You’ve finished an RNA-seq differential expression analysis and you have 1,200 differentially expressed genes. Now what? Gene Ontology (GO) enrichment analysis is how you turn that list into biological insight.
What Gene Ontology actually is
The Gene Ontology project organizes gene functions into three structured vocabularies:
- Biological Process (BP): What the gene contributes to (e.g., “cell cycle”, “DNA repair”)
- Molecular Function (MF): What the gene does at the molecular level (e.g., “ATP binding”, “kinase activity”)
- Cellular Component (CC): Where the gene product is located (e.g., “nucleolus”, “mitochondrial outer membrane”)
GO terms are organized as a directed acyclic graph (DAG) — terms become more specific as you go deeper.
The two main types of analysis
Over-representation analysis (ORA)
Tests whether a defined gene list (your significantly DE genes) is enriched for genes annotated to specific GO terms compared to background. Uses a hypergeometric or Fisher’s exact test. Best for: when you have a clean list of “interesting” genes.

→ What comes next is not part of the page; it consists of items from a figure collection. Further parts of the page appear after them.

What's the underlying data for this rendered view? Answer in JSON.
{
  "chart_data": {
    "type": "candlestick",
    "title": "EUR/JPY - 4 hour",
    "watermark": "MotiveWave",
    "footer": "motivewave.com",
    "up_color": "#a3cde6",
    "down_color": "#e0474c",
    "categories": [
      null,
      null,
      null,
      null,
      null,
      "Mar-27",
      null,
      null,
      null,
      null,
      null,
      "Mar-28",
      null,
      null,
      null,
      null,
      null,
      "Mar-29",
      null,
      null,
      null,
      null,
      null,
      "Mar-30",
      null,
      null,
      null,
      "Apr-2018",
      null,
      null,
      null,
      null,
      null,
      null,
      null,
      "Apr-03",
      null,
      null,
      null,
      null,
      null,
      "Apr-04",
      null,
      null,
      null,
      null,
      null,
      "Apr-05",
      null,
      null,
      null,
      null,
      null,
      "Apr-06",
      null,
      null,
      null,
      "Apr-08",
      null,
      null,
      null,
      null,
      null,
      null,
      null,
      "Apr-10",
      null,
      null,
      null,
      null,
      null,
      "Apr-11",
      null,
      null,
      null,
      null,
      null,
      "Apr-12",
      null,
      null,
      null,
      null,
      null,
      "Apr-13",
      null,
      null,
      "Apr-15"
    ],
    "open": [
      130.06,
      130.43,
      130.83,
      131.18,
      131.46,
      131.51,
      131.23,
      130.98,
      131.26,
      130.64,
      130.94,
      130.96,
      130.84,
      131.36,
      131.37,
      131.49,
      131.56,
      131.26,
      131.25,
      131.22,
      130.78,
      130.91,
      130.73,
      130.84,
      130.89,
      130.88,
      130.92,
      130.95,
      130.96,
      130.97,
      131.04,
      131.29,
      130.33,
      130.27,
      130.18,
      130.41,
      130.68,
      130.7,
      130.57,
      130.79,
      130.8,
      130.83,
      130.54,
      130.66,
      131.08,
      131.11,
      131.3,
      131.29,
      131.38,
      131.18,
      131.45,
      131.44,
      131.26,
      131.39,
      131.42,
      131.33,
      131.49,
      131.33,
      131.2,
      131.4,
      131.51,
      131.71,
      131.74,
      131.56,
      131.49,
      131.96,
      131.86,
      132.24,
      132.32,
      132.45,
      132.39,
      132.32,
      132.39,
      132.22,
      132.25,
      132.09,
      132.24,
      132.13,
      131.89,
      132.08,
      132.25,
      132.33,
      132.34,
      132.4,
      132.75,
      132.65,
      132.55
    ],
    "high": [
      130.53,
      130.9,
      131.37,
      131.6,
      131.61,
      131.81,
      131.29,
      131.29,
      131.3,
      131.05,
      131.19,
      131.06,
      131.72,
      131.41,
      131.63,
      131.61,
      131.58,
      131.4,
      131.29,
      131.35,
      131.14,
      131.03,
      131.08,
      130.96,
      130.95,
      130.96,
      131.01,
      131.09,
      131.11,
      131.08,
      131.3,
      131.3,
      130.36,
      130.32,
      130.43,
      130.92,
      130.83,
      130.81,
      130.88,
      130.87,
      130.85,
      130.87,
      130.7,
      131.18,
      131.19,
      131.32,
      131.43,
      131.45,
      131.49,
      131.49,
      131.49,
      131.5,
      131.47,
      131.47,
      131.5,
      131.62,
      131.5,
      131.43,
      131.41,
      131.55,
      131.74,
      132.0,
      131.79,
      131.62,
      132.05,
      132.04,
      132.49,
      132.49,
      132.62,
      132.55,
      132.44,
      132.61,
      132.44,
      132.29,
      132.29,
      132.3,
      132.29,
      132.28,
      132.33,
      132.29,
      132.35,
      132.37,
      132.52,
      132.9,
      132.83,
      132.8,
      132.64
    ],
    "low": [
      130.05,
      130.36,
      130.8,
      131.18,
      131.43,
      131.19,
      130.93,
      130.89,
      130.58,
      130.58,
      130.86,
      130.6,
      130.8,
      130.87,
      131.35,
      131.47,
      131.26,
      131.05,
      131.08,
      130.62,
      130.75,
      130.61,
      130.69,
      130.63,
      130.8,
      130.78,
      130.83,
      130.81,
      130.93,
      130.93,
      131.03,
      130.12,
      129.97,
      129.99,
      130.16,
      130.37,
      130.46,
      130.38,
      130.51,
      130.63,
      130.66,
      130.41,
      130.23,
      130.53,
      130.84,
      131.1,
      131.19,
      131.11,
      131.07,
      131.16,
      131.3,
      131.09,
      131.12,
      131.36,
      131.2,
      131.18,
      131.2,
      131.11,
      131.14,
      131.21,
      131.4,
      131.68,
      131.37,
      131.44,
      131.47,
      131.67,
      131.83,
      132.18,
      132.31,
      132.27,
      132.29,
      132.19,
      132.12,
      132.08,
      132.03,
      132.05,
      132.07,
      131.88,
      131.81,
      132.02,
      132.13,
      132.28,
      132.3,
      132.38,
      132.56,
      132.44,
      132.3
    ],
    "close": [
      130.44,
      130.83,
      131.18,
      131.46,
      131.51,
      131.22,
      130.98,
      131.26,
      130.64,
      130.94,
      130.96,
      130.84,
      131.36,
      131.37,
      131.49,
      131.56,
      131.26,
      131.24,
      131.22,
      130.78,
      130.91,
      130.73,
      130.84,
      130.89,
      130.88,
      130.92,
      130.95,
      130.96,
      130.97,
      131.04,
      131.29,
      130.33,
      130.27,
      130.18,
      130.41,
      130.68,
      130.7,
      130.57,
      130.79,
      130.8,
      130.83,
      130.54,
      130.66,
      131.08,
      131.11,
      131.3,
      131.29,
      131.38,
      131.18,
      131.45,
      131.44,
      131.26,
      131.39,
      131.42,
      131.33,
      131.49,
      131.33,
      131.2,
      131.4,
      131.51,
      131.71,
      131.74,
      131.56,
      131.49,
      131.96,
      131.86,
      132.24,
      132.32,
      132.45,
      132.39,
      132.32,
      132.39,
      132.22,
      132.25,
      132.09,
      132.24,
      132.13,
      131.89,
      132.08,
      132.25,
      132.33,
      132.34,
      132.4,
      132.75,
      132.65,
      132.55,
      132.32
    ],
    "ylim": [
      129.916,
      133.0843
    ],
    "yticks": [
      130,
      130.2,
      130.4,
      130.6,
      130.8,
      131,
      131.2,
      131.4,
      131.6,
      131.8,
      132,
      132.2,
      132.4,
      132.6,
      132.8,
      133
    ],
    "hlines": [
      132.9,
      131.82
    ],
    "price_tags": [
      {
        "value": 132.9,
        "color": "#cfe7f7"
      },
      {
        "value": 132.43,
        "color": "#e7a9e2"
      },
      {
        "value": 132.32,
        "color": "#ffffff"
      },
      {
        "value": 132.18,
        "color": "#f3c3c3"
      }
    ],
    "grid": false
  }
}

Gene set enrichment analysis (GSEA)
Uses the entire ranked gene list (typically ranked by fold-change × significance) and tests whether genes in a given set tend to cluster at the top or bottom of the ranking. No threshold required. Best for: capturing coordinated subtle changes in pathways without arbitrary cutoffs.
Common tools
- g:Profiler: Web-based, supports many organisms, intuitive output
- Enrichr: Massive library of annotation sets beyond GO
- DAVID: Long-standing, web-based, but updates have been slow
- clusterProfiler (R/Bioconductor): ORA + GSEA in one package
- GSEA (Broad): The original GSEA implementation, with MSigDB pathway collections
- WebGestalt: Combines ORA, GSEA, and network methods
Choosing the right background
The most common GO analysis mistake is using the wrong background gene list. The background should be all genes that could have been detected in your experiment, not “all human genes.” For RNA-seq, this is typically the genes that passed expression filtering, not the genome at large. The wrong background inflates p-values dramatically.
Multiple testing correction
You’re testing thousands of GO terms. Always use FDR (Benjamini-Hochberg) correction. Look at adjusted p-values, not raw ones.
Reducing redundancy
GO is hierarchical, so enriched terms often overlap. Tools like:
- REVIGO: Clusters semantically similar terms
- simplifyEnrichment (R): Hierarchical clustering of GO terms
- CirGO or GO Figure!: Visualize summarized term clusters
Beyond GO
- KEGG: Curated pathways, including metabolism and signaling
- Reactome: Detailed, curated pathways with reactions
- MSigDB Hallmark: 50 well-defined biological states
- WikiPathways: Community-curated
Common pitfalls
- Using all human genes as background when your assay only detects 14,000
- Reporting raw p-values instead of FDR-adjusted
- Listing 100 redundant terms instead of summarizing
- Inferring causality from enrichment — enrichment is correlation, not mechanism
- Ignoring direction — separately analyze up- and down-regulated genes if they differ biologically
GO analysis is fast, free, and informative — but only if done with the right background, multiple-testing correction, and redundancy reduction. Treat enrichment as a hypothesis-generating tool, not a definitive answer.